Hi all,
I'm trying to insert some documents in mongodb using hadoop connector with Spark (using Python).
By now, I am able to connect to mongo and get the collection. My problem is that I can't find a way to insert the document and send it back to database. Actually, the collection is sent back but it is empty without the document I tryed to insert.
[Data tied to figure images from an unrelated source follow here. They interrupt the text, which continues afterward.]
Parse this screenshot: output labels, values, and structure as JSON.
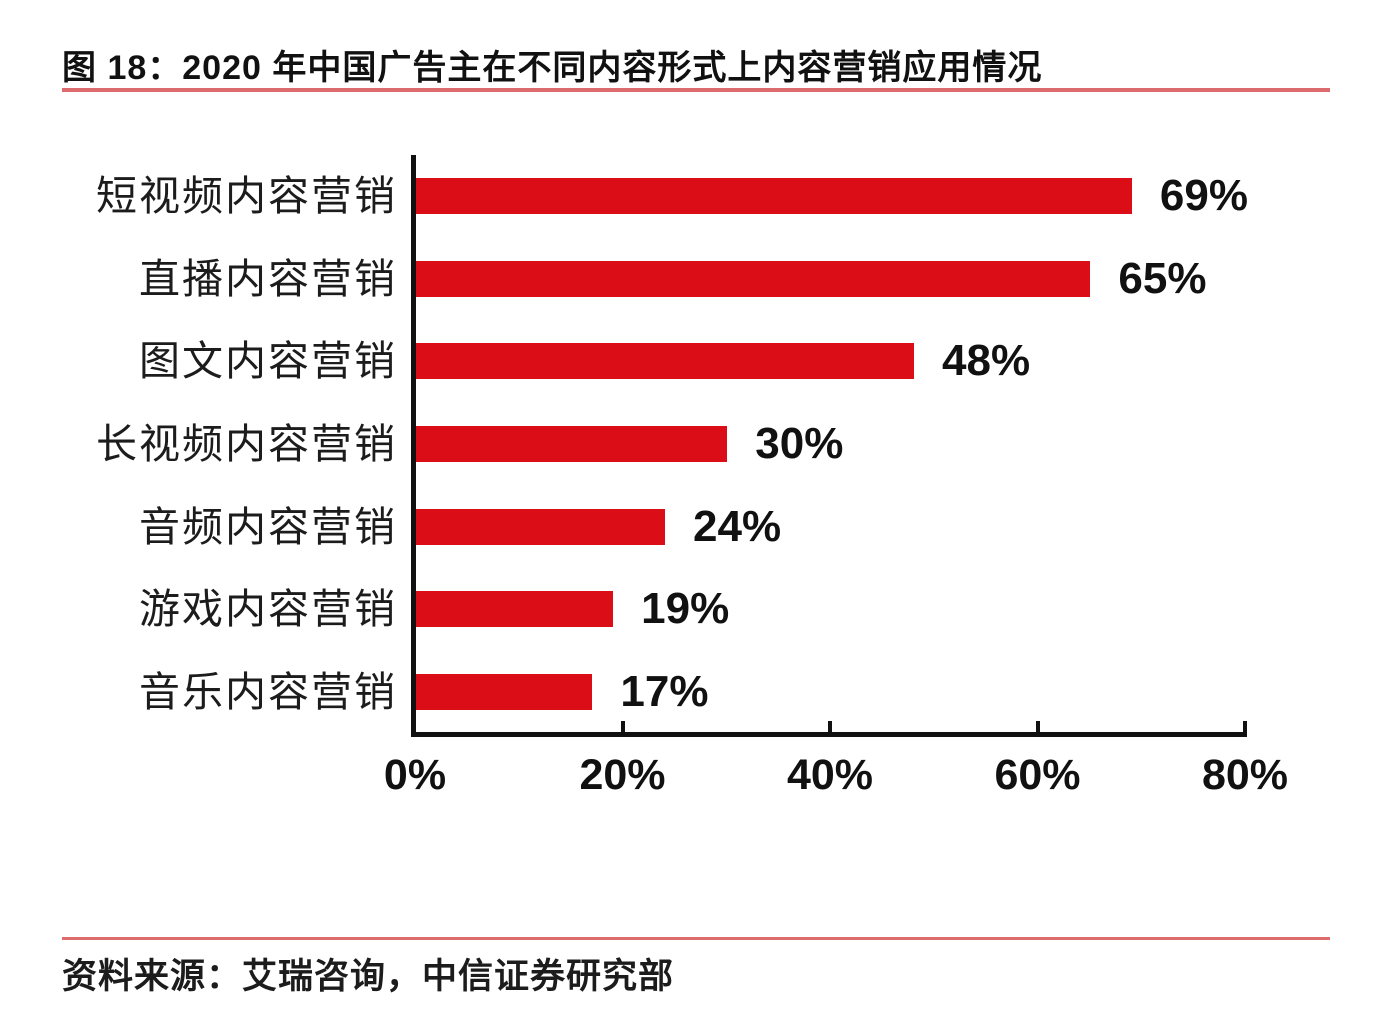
{
  "figure": {
    "title": "图 18：2020 年中国广告主在不同内容形式上内容营销应用情况",
    "source": "资料来源：艾瑞咨询，中信证券研究部"
  },
  "colors": {
    "bar": "#db0d16",
    "rule": "#dd6a6c",
    "axis": "#111111",
    "text": "#111111"
  },
  "chart_data": {
    "type": "bar",
    "orientation": "horizontal",
    "title": "图 18：2020 年中国广告主在不同内容形式上内容营销应用情况",
    "categories": [
      "短视频内容营销",
      "直播内容营销",
      "图文内容营销",
      "长视频内容营销",
      "音频内容营销",
      "游戏内容营销",
      "音乐内容营销"
    ],
    "values": [
      69,
      65,
      48,
      30,
      24,
      19,
      17
    ],
    "value_labels": [
      "69%",
      "65%",
      "48%",
      "30%",
      "24%",
      "19%",
      "17%"
    ],
    "x_tick_values": [
      0,
      20,
      40,
      60,
      80
    ],
    "x_tick_labels": [
      "0%",
      "20%",
      "40%",
      "60%",
      "80%"
    ],
    "xlim": [
      0,
      80
    ],
    "xlabel": "",
    "ylabel": "",
    "grid": false,
    "legend": false,
    "bar_color": "#db0d16",
    "source": "资料来源：艾瑞咨询，中信证券研究部"
  }
}
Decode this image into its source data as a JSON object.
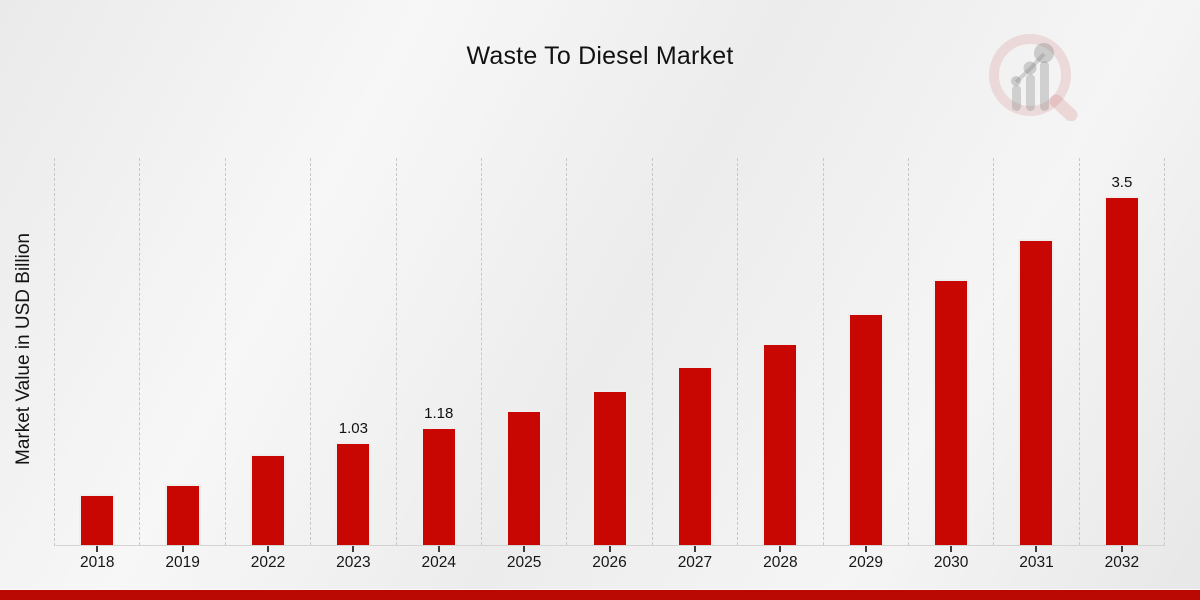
{
  "title": "Waste To Diesel Market",
  "y_axis_label": "Market Value in USD Billion",
  "logo_name": "market-research-future-watermark",
  "colors": {
    "bar": "#c90702",
    "bar_edge": "#f1efee",
    "bottom_strip": "#b90902",
    "gridline": "#c7c7c7",
    "tick": "#3c3c3c"
  },
  "chart_data": {
    "type": "bar",
    "title": "Waste To Diesel Market",
    "xlabel": "",
    "ylabel": "Market Value in USD Billion",
    "categories": [
      "2018",
      "2019",
      "2022",
      "2023",
      "2024",
      "2025",
      "2026",
      "2027",
      "2028",
      "2029",
      "2030",
      "2031",
      "2032"
    ],
    "values": [
      0.51,
      0.61,
      0.91,
      1.03,
      1.18,
      1.35,
      1.55,
      1.79,
      2.03,
      2.33,
      2.67,
      3.07,
      3.5
    ],
    "data_labels": [
      "",
      "",
      "",
      "1.03",
      "1.18",
      "",
      "",
      "",
      "",
      "",
      "",
      "",
      "3.5"
    ],
    "ylim": [
      0,
      3.88
    ],
    "y_ticks_visible": false,
    "grid": "vertical-dashed",
    "legend": "none",
    "bar_color": "#c90702"
  }
}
Could anyone help me with this?
Thanks,
Marcus
Below is the code I'm using:
__author__ = 'marcusrehm'
from pyspark import SparkContext
import xmltodict, json
nfce = open('D:/35150400776574000741550030073022671331273267.xml','r')
o = xmltodict.parse(nfce)
# set up parameters for reading from MongoDB via Hadoop input format
config = {"mongo.input.uri": "mongodb://ds.mongolab.com:39250/td.nf",
"mongo.input.split.create_input_splits": "false",
"mongo.output.uri": "mongodb://ds.mongolab.com:39250/td.nf"}
inputFormatClassName = "com.mongodb.hadoop.MongoInputFormat"
outputFormatClassName = "com.mongodb.hadoop.MongoOutputFormat"
# these values worked but others might as well
keyClassName = "org.apache.hadoop.io.Text"
valueClassName = "org.apache.hadoop.io.MapWritable"
# read the nfc-e from MongoDB into Spark RDD format
sc = SparkContext()
nfRDD = sc.newAPIHadoopRDD(inputFormatClassName, keyClassName, valueClassName, None, None, config)
notasRDD.map(None, o)
notasRDD.saveAsNewAPIHadoopFile("file:///placeholder", outputFormatClassName, None, None, None, None, config)